Biometrics – security through personality
3 January 2018
-By Csaba Krasznay, Security Evangelist, Balabit
Eighty percent of hacking related breaches involve the use of either compromised or weak passwords. Data breaches are far too often a result of weak authentication protocols. If cybercriminals are able to obtain the credentials of users they gain access to an entire organisation, including its most valuable assets within its IT infrastructure. Increasingly technology is vital in the fight against credential hijacking and the theft of passwords.
The development of biometrics has been accelerating in recent years, with it now appearing in the consumer devices that we use every day. The advantage of biometrics is that it is a method of authentication that cannot be easily stolen or replicated by malicious actors. It also has an element of permanence, that’s why the physiological aspect has been adopted so readily in consumer applications. Apple’s Touch ID, or more recently Face ID, they’re convenient and can’t be copied or stolen. But, biometrics incorporates more than just biological characteristics, it can also include the behavioural.
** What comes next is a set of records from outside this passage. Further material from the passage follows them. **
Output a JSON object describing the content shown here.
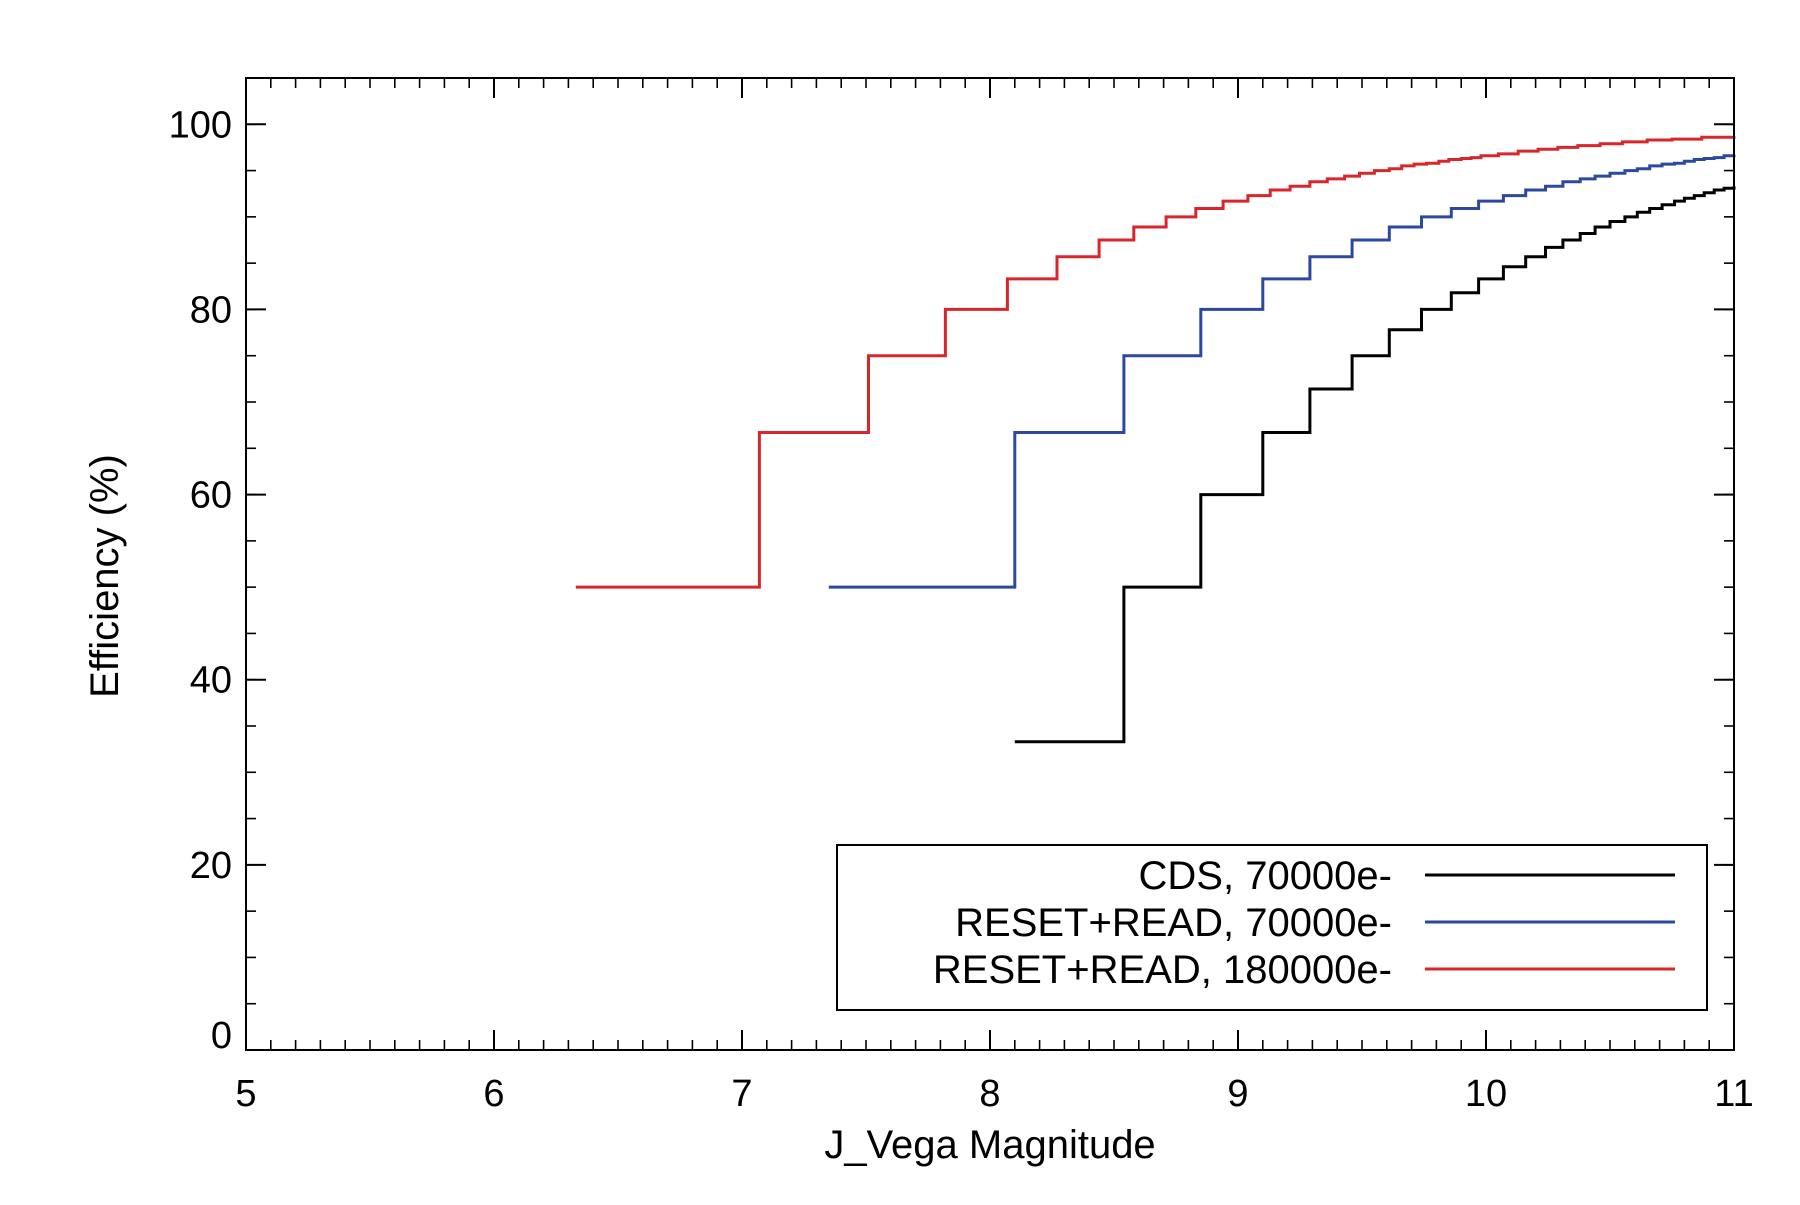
{
  "chart_data": {
    "type": "line",
    "line_style": "step",
    "title": "",
    "xlabel": "J_Vega Magnitude",
    "ylabel": "Efficiency (%)",
    "xlim": [
      5,
      11
    ],
    "ylim": [
      0,
      105
    ],
    "x_ticks": [
      5,
      6,
      7,
      8,
      9,
      10,
      11
    ],
    "x_tick_labels": [
      "5",
      "6",
      "7",
      "8",
      "9",
      "10",
      "11"
    ],
    "y_ticks": [
      0,
      20,
      40,
      60,
      80,
      100
    ],
    "y_tick_labels": [
      "0",
      "20",
      "40",
      "60",
      "80",
      "100"
    ],
    "x_minor_step": 0.1,
    "y_minor_step": 5,
    "grid": false,
    "legend_position": "bottom-right",
    "series": [
      {
        "name": "CDS, 70000e-",
        "color": "#000000",
        "steps": [
          [
            8.1,
            33.3
          ],
          [
            8.54,
            50.0
          ],
          [
            8.85,
            60.0
          ],
          [
            9.1,
            66.7
          ],
          [
            9.29,
            71.4
          ],
          [
            9.46,
            75.0
          ],
          [
            9.61,
            77.8
          ],
          [
            9.74,
            80.0
          ],
          [
            9.86,
            81.8
          ],
          [
            9.97,
            83.3
          ],
          [
            10.07,
            84.6
          ],
          [
            10.16,
            85.7
          ],
          [
            10.24,
            86.7
          ],
          [
            10.31,
            87.5
          ],
          [
            10.38,
            88.2
          ],
          [
            10.44,
            88.9
          ],
          [
            10.5,
            89.5
          ],
          [
            10.56,
            90.0
          ],
          [
            10.61,
            90.5
          ],
          [
            10.66,
            90.9
          ],
          [
            10.71,
            91.3
          ],
          [
            10.76,
            91.7
          ],
          [
            10.8,
            92.0
          ],
          [
            10.84,
            92.3
          ],
          [
            10.88,
            92.6
          ],
          [
            10.92,
            92.9
          ],
          [
            10.96,
            93.1
          ],
          [
            11.0,
            93.3
          ]
        ]
      },
      {
        "name": "RESET+READ, 70000e-",
        "color": "#2b4a9f",
        "steps": [
          [
            7.35,
            50.0
          ],
          [
            8.1,
            66.7
          ],
          [
            8.54,
            75.0
          ],
          [
            8.85,
            80.0
          ],
          [
            9.1,
            83.3
          ],
          [
            9.29,
            85.7
          ],
          [
            9.46,
            87.5
          ],
          [
            9.61,
            88.9
          ],
          [
            9.74,
            90.0
          ],
          [
            9.86,
            90.9
          ],
          [
            9.97,
            91.7
          ],
          [
            10.07,
            92.3
          ],
          [
            10.16,
            92.9
          ],
          [
            10.24,
            93.3
          ],
          [
            10.31,
            93.8
          ],
          [
            10.38,
            94.1
          ],
          [
            10.44,
            94.4
          ],
          [
            10.5,
            94.7
          ],
          [
            10.56,
            95.0
          ],
          [
            10.61,
            95.2
          ],
          [
            10.66,
            95.5
          ],
          [
            10.71,
            95.7
          ],
          [
            10.76,
            95.8
          ],
          [
            10.8,
            96.0
          ],
          [
            10.84,
            96.2
          ],
          [
            10.88,
            96.3
          ],
          [
            10.92,
            96.4
          ],
          [
            10.96,
            96.6
          ],
          [
            11.0,
            96.7
          ]
        ]
      },
      {
        "name": "RESET+READ, 180000e-",
        "color": "#d8262b",
        "steps": [
          [
            6.33,
            50.0
          ],
          [
            7.07,
            66.7
          ],
          [
            7.51,
            75.0
          ],
          [
            7.82,
            80.0
          ],
          [
            8.07,
            83.3
          ],
          [
            8.27,
            85.7
          ],
          [
            8.44,
            87.5
          ],
          [
            8.58,
            88.9
          ],
          [
            8.71,
            90.0
          ],
          [
            8.83,
            90.9
          ],
          [
            8.94,
            91.7
          ],
          [
            9.04,
            92.3
          ],
          [
            9.13,
            92.9
          ],
          [
            9.21,
            93.3
          ],
          [
            9.29,
            93.8
          ],
          [
            9.36,
            94.1
          ],
          [
            9.43,
            94.4
          ],
          [
            9.49,
            94.7
          ],
          [
            9.55,
            95.0
          ],
          [
            9.61,
            95.2
          ],
          [
            9.66,
            95.5
          ],
          [
            9.71,
            95.7
          ],
          [
            9.76,
            95.8
          ],
          [
            9.81,
            96.0
          ],
          [
            9.85,
            96.2
          ],
          [
            9.9,
            96.3
          ],
          [
            9.94,
            96.4
          ],
          [
            9.98,
            96.6
          ],
          [
            10.05,
            96.8
          ],
          [
            10.13,
            97.1
          ],
          [
            10.21,
            97.3
          ],
          [
            10.29,
            97.5
          ],
          [
            10.37,
            97.7
          ],
          [
            10.46,
            97.9
          ],
          [
            10.55,
            98.1
          ],
          [
            10.65,
            98.3
          ],
          [
            10.75,
            98.4
          ],
          [
            10.87,
            98.6
          ],
          [
            11.0,
            98.7
          ]
        ]
      }
    ]
  }
}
Our physical traits are not the only things that can make us unique. Research suggests that routine tasks such as the way we speak, write and type are actions that can be just as unique to us. These traits are significantly harder to replicate, making behavioural forms of biometrics arguably more secure than their counterparts. Behavioural biometrics are already being used commercially; signature recognition, mouth movement analysis and typing rhythm are all valid right now.
Authentication in IT
Authentication is a constantly developing issue, but no matter the application all authentications systems use one of the following factors:
Something you know - Passwords
Something you have - A physical key, badge or mobile device
Something you are - Fingerprints - facial recognition and typing rhythm
The strongest levels of authentication will use a combination of all three of these systems.
Unlike password systems, which require an exact match, biometrics measure similarity. The system is asking - What’s the probability that this is the same as the measurement on file? A non-match represents a probability, rather than a definitive conclusion. If measurements reach a certain threshold when compared to the reference data point it is considered a match. Even the best designed biometrics can give incorrect results, but when incorporated into other systems it will undoubtedly increase an organisations’ level of defence because of a number of factors:
- Real time detection: Although in most cases, criminals spend days, weeks or even months in the IT system before being detected, they sometimes access the most critical data in the first few minutes. This is why it’s crucial to detect attackers as soon as possible.
- Continuous monitoring in a non-obstructive way: One-off authentication is useless if an external attacker has compromised user credentials. Users find multiple authentications cumbersome and annoying so they are likely to circumvent them wherever possible. Continuous, behaviour-based monitoring offers the best approach to authentication.
- Reasonable accuracy: With security teams already overwhelmed by thousands of false alerts, a technology producing even more false positive alerts is not a practical option.
Physiological factors offer the reasonable accuracy required for logins but lack the real-time aspects of behavioural biometrics. Measuring behavioural factors by using input technologies like keyboards and mice can provide constant and consistent feedback on a user.
Mouse movement analysis doesn’t measure the position of the mouse cursor, but rather the changes in position that it makes. The speed of movement, the idle time between movement and double click speed can all be measured easily. Through analysing these traits software can gauge if a users’ mouse movement deviates from their baseline behaviour.
Keystroke analysis assesses the manner and rhythm with which a person types on a keyboard. Software generally measures “dwell time” - a measure of how long a key is pressed for and “flight time” - the time between releasing a key and pressing the next. Other patterns can also be identified and these can also be useful in identifying a user. For example, some users prefer the backspace key whilst some prefer delete, some users use the left shift over the right shift and some user specific shortcuts. The time taken to press a key can also vary between users, as it depends on the size of their hands. With this information it’s possible to create a group of keys that are unique to each user.
Through keystroke and mouse movement analysis users can be monitored at all times and their actions compared to a baseline measurement. If changes are seen it is likely the user's account has been hijacked and is being used by a rogue agent. Spotting these actions early can mean that hackers are locked out before they can cause any significant damage.
Like any security solution, biometric technology offers no guarantees when defending against a data breach, they are inevitably fallible – however, the goal here is to reduce the possible risk. There are no silver bullets in cyber defence. But by layering multiple security mechanisms with biometrics at their heart they can increase security across an entire IT infrastructure. If an attack causes one system to fail, other systems will be there as back up. Organisations can introduce biometric solutions easily, without subjecting their employees to obtrusive examinations, or forcing them to memorise passwords and keys. But, most importantly, by providing real-time results IT security teams can be sure that malicious activity can be spotted 24/7.